The hon. member for Windsor—St. Clair. There are three other members who wish to speak this evening, so if we keep our questions short and brief, perhaps we can fit all three in.

Ballistic Missile DefenceGovernment Orders

10:20 p.m.

NDP

Joe Comartin NDP Windsor—St. Clair, ON

Madam Chair, I assume that admonition was more for the Minister of National Defence than for me, because I will be brief.

In this morning's Ottawa Citizen one of the minister's staff said that tentative contracts were issued this week for the $700,000. This evening we are hearing that, no, we have not done that yet. That is where that information comes from, and that is factual--

Ballistic Missile DefenceGovernment Orders

10:20 p.m.

Liberal

David Pratt Liberal Nepean—Carleton, ON

That is not what I said. We may not go ahead with the test.

Ballistic Missile DefenceGovernment Orders

10:20 p.m.

NDP

Joe Comartin NDP Windsor—St. Clair, ON

Madam Chair, the problem we are having is that the government, and in particular I am going to point the finger at the Minister of National Defence, is trying to slide us into this missile defence system. That is what he is trying to do.

He does not really want a debate in this country. He knows that if we go to the facts the government will lose. If Canadians hear what is really going on with this so-called defence system, they will hear the minister saying that he does not know. He has not heard that $3 billion will be spent this year on space based equipment.
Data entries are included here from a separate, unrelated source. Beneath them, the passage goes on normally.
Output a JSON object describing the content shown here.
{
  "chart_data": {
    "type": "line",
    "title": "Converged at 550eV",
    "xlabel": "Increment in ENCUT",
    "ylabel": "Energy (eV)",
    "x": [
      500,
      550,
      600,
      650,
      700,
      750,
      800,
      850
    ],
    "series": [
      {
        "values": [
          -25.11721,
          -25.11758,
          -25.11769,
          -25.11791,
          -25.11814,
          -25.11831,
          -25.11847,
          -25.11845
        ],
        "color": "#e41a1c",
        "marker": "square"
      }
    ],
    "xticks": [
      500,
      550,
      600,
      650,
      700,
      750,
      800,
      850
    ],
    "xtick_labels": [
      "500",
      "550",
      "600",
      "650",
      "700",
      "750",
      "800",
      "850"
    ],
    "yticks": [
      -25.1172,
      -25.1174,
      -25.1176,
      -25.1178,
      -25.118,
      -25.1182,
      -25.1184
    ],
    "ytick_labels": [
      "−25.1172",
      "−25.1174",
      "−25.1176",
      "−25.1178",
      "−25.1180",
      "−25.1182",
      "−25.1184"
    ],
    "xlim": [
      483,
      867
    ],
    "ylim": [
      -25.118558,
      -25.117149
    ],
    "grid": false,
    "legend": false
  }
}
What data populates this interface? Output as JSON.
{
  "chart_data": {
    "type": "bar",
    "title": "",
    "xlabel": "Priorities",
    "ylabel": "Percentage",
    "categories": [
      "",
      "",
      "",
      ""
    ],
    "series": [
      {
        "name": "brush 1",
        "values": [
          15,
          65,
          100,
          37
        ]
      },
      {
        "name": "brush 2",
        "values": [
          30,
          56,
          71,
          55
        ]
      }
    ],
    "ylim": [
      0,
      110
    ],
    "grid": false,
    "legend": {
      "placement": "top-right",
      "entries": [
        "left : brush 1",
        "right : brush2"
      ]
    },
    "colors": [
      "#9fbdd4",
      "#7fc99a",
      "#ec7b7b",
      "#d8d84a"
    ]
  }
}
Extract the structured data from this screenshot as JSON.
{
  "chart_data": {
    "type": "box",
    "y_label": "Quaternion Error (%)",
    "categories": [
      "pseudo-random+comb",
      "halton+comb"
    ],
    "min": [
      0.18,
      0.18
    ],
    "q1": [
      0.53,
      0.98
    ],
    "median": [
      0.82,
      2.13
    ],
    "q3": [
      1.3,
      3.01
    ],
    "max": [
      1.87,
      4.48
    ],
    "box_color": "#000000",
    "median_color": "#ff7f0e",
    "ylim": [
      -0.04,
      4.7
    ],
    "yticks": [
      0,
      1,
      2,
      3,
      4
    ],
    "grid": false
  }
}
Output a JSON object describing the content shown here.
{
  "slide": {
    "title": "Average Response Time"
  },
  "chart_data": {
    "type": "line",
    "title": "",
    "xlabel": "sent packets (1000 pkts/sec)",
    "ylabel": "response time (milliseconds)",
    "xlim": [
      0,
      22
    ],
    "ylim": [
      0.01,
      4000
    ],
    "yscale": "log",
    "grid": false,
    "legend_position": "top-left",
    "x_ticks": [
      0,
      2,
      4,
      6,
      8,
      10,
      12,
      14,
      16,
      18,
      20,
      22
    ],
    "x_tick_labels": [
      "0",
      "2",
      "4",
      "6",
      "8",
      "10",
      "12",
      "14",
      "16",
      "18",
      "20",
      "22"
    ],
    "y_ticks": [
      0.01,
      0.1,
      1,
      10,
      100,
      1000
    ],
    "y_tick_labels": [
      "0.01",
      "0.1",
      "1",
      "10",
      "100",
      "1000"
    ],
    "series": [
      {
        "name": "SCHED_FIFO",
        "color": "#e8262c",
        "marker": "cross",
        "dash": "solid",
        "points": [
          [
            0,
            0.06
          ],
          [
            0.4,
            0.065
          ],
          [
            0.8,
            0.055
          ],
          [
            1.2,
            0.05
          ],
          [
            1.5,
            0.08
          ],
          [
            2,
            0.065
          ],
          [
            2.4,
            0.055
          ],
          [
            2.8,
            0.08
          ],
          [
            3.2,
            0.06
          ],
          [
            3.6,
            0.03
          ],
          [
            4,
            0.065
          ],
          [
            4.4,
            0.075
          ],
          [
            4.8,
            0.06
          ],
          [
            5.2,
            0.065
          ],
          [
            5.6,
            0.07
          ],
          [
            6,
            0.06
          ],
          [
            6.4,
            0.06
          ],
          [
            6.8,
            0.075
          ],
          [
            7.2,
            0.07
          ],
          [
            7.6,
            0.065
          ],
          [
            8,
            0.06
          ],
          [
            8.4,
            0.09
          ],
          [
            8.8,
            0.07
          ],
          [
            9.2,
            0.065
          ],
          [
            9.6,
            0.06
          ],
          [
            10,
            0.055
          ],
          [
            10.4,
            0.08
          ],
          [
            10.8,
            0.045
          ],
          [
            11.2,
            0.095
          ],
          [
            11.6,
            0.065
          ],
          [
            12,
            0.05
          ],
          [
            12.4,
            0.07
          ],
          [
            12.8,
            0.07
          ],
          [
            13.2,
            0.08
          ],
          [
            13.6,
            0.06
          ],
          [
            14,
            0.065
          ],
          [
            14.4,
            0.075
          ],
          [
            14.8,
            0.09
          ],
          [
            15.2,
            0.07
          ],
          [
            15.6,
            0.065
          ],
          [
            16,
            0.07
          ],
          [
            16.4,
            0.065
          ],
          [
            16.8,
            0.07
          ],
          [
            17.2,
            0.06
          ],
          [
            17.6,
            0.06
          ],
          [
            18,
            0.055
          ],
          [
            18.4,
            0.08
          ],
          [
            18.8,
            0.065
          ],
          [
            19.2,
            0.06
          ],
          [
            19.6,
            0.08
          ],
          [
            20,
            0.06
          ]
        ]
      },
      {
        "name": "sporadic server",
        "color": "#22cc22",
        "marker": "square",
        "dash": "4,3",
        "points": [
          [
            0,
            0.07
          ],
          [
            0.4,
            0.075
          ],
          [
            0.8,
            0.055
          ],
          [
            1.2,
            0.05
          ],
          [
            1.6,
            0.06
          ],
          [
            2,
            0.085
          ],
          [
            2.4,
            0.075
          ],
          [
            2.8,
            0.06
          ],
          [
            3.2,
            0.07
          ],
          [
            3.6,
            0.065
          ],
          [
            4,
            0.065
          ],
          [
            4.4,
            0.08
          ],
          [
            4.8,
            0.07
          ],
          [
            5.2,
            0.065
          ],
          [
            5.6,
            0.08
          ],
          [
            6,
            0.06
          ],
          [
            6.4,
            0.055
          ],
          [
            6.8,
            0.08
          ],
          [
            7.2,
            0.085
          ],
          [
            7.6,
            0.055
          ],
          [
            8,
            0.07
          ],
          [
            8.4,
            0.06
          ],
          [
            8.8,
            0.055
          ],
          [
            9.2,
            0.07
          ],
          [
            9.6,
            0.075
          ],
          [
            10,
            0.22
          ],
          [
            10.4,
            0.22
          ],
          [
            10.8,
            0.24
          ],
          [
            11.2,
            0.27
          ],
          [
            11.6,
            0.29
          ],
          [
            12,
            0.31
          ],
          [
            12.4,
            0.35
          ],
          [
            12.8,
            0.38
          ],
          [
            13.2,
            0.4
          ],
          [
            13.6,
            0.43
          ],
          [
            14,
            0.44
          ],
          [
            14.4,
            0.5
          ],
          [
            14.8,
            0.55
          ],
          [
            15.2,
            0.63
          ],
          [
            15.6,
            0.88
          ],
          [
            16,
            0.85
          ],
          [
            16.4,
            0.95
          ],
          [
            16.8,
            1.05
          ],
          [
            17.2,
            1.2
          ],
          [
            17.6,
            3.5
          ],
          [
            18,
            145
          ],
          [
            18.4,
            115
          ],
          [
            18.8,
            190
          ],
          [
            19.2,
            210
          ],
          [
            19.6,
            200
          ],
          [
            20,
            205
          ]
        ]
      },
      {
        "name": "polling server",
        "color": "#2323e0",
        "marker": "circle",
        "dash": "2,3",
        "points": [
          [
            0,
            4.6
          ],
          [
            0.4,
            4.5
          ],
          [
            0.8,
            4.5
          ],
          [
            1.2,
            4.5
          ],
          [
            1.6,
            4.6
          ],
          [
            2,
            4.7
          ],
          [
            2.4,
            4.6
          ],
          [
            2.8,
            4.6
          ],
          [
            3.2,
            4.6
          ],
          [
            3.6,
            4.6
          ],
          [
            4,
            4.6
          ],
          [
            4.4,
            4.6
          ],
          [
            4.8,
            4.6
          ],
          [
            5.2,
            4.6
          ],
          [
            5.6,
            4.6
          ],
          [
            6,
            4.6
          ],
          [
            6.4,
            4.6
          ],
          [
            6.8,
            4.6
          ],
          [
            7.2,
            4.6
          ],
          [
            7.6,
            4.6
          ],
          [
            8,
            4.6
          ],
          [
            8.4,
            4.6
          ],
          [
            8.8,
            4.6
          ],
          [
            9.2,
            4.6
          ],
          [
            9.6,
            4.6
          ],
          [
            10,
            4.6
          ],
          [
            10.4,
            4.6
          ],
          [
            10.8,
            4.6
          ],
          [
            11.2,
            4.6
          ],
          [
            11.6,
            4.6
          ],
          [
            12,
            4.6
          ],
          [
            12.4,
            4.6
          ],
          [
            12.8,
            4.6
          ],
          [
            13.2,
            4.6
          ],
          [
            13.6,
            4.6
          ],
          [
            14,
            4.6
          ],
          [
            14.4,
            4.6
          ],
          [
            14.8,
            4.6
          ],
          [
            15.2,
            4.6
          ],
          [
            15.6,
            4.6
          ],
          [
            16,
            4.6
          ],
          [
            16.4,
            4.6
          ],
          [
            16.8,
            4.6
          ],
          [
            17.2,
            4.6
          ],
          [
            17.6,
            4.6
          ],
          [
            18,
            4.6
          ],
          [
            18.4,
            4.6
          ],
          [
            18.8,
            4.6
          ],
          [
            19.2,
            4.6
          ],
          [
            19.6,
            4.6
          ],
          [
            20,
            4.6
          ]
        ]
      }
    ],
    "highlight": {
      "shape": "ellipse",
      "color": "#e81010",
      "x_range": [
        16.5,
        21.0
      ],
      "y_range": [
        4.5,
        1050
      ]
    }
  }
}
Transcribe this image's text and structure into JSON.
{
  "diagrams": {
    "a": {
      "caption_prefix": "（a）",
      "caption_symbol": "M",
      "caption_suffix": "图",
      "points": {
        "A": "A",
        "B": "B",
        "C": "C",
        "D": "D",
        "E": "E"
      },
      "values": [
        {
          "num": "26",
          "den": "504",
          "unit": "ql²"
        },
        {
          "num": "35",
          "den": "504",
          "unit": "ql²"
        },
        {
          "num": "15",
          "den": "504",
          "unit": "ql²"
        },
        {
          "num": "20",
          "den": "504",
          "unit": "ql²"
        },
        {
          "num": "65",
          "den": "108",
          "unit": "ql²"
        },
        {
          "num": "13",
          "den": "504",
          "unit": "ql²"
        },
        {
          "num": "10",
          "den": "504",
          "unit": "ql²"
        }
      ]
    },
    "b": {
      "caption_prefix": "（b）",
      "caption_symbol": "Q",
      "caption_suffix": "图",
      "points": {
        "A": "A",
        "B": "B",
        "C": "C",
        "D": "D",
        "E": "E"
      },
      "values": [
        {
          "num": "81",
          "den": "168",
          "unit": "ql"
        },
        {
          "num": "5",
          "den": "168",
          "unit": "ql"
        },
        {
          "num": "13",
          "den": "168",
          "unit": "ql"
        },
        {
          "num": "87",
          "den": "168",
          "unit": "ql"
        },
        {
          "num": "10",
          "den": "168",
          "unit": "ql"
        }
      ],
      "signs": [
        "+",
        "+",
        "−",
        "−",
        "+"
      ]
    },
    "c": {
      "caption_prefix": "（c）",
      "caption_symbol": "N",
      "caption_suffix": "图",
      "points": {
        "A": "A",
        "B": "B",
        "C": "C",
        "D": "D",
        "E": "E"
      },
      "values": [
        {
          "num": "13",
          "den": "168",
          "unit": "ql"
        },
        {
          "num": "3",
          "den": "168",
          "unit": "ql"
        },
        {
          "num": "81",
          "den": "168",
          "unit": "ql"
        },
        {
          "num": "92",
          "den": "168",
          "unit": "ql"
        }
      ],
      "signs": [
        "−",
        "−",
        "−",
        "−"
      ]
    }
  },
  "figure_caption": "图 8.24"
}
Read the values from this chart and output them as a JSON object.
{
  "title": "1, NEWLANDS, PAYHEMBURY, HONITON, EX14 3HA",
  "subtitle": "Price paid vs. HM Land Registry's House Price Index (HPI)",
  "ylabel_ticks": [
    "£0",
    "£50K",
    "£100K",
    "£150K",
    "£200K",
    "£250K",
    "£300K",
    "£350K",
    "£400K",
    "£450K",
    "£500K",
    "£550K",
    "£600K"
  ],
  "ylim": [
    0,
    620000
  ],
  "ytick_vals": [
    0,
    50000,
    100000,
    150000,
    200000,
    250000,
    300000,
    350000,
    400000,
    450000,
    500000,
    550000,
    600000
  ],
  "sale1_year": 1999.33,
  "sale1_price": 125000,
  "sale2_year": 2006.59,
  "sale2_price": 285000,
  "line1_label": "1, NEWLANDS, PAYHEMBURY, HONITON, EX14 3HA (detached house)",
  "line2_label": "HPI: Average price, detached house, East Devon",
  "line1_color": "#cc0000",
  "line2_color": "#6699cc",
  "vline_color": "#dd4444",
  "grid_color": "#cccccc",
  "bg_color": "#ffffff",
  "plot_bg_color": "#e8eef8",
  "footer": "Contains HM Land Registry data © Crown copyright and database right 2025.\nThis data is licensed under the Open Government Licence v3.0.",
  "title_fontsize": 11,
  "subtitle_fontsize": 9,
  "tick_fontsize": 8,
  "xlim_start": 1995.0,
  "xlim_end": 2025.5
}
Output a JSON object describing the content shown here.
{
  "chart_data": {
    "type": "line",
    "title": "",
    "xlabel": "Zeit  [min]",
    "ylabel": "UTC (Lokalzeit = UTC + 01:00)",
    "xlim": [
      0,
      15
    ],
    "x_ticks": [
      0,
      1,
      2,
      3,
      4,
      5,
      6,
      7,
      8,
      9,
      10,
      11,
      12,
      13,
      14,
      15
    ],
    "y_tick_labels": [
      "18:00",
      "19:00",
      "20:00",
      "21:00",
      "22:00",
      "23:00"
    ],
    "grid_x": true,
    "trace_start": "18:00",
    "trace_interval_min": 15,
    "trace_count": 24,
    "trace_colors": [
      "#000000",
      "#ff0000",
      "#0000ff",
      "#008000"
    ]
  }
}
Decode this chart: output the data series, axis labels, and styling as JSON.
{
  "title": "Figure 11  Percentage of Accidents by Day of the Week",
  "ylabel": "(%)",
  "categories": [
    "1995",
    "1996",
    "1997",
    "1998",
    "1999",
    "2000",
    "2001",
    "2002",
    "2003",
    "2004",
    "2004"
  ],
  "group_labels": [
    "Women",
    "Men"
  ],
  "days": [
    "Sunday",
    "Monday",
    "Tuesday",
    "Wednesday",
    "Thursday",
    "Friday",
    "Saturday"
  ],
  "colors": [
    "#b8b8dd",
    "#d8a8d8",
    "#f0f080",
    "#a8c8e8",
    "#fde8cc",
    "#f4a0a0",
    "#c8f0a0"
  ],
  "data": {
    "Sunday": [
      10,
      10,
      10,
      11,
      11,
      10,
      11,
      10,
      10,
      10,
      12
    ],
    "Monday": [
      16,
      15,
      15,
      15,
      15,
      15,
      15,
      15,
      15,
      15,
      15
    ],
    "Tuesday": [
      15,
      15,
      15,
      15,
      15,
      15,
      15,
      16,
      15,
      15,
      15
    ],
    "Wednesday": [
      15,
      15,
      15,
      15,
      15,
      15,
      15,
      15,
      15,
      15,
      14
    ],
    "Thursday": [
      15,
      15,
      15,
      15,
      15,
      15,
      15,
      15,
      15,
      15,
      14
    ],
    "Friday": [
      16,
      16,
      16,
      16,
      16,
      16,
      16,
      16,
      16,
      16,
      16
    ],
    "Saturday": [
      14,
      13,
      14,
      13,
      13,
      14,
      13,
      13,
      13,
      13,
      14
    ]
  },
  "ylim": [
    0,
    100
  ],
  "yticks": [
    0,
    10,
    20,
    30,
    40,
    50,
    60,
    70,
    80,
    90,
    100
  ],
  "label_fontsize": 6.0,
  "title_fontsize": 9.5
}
He does not know that, and he does not want the country to know that either.

Ballistic Missile DefenceGovernment Orders

10:20 p.m.

Canadian Alliance

Jason Kenney Canadian Alliance Calgary Southeast, AB

Madam Chair, the chicken littles from the socialist party--the same people who were in favour of unilateral disarmament during the cold war--claim that the adoption by democratic allies of ballistic missile defence technology will lead to a new arms race.

My question is very simple. Is my friend not aware that when President Putin, on behalf of Russia, acceded to the American abrogation of the anti-ballistic missile treaty two years ago, after the summit in Washington, the two countries also signed a nuclear arms control agreement where both countries agreed to reduce their nuclear warheads by up to a third of the nuclear arsenal of both the United States and Russia?

Is he not aware that the advent of this defensive technology laid the ground for a one-third reduction of the nuclear arsenals of the two major nuclear powers of the world, with a promise for further and future reduction of nuclear warheads?

How can he argue that this will lead to a new arms race when, if anything, it has resulted in the opposite, which is a reduction of nuclear warheads?

Ballistic Missile DefenceGovernment Orders

10:20 p.m.

NDP

Joe Comartin NDP Windsor—St. Clair, ON

Madam Chair, I am aware of the arrangement between Russia and the United States. I am also aware, and I will repeat for the third time this evening, that the U.S. abrogated the international treaty on anti-ballistic missile testing.

It cast the only dissenting vote on the UN resolution for a comprehensive test ban treaty. It voted against the total elimination of nuclear weapons. It voted against a nuclear free world. It voted against nuclear disarmament. It abstained on a vote to prevent weaponization of space.

That makes the country safer? Not by one bit.